You're doing all the right things - getting help, seeking therapy (I wish I had done earlier), being fair to yourself.

It might be helpful to try the following: Remind yourself why you started the PhD. Look back before you accepted. Might help to talk to friends about this. Why did you accept the challenge? What about yourself meant that you had to do it? Everyone's ignorant of what it entails until after completion and every PhD is different but why did you start at all? Reminding yourself of how brave you were to begin with is important.
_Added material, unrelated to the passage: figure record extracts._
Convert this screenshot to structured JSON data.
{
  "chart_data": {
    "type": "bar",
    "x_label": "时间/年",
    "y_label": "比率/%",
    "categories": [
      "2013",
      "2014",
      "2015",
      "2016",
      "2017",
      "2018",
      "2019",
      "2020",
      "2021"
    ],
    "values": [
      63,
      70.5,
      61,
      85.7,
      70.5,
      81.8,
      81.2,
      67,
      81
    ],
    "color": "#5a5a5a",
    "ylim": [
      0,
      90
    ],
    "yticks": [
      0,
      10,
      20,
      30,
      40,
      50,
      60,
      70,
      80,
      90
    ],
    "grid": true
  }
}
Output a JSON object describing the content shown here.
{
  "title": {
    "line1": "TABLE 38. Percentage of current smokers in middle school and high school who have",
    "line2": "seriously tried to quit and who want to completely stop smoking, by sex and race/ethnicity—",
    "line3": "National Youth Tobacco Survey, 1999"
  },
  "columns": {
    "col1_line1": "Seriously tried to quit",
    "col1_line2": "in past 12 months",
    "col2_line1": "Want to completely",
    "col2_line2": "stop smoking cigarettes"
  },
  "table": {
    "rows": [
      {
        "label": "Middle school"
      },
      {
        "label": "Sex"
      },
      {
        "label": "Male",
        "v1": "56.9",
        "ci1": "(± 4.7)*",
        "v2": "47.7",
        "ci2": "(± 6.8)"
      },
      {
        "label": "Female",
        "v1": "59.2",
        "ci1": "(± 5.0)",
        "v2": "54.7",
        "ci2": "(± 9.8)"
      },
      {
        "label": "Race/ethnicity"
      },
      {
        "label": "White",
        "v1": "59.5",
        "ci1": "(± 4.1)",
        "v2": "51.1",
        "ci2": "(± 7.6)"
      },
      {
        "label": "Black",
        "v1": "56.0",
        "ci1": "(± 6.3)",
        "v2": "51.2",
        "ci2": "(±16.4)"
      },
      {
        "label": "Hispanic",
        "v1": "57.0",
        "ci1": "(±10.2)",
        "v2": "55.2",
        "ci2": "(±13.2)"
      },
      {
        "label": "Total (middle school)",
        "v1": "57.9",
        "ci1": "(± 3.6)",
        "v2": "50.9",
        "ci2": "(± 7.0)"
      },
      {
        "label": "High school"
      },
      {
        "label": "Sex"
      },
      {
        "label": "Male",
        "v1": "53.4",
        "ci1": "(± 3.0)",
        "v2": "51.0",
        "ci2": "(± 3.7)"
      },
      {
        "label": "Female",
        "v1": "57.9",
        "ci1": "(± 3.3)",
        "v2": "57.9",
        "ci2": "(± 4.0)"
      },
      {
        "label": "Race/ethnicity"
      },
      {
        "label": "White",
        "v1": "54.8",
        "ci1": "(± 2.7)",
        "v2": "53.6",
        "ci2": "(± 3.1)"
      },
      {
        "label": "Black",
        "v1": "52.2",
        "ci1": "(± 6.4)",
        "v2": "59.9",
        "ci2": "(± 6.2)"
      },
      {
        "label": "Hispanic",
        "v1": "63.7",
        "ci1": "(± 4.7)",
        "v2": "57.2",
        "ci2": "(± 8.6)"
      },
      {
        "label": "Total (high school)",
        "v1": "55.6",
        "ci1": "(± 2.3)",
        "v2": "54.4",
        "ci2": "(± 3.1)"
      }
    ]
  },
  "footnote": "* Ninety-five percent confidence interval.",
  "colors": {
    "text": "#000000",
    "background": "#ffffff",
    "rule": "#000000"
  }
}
Next thing is to divide and conquer. Find the smallest, easiest task of all. It might be insignificant to the final work but it's something. For me it was a paper I had been putting off reading. I decided to code one small piece of it. Not the whole thing, not a reproduction of the results, not beautiful code, just something. For me, that broke the spell.

Finally, accept that it's OK to walk away. Like everyone else here, I believe you can do it - I can feel it from your blog post. That said, it's OK if you don't complete it. Yes, there will be regret but you'll go on to other, brighter things, unshackled and free. That's OK too. You don't have to complete everything you start, that wouldn't be fair to you. I know a good few that didn't complete for a myriad of reasons and they're all doing great. I think you should give it a go but the world won't end if you don't.

Best of luck, will be thinking of you today.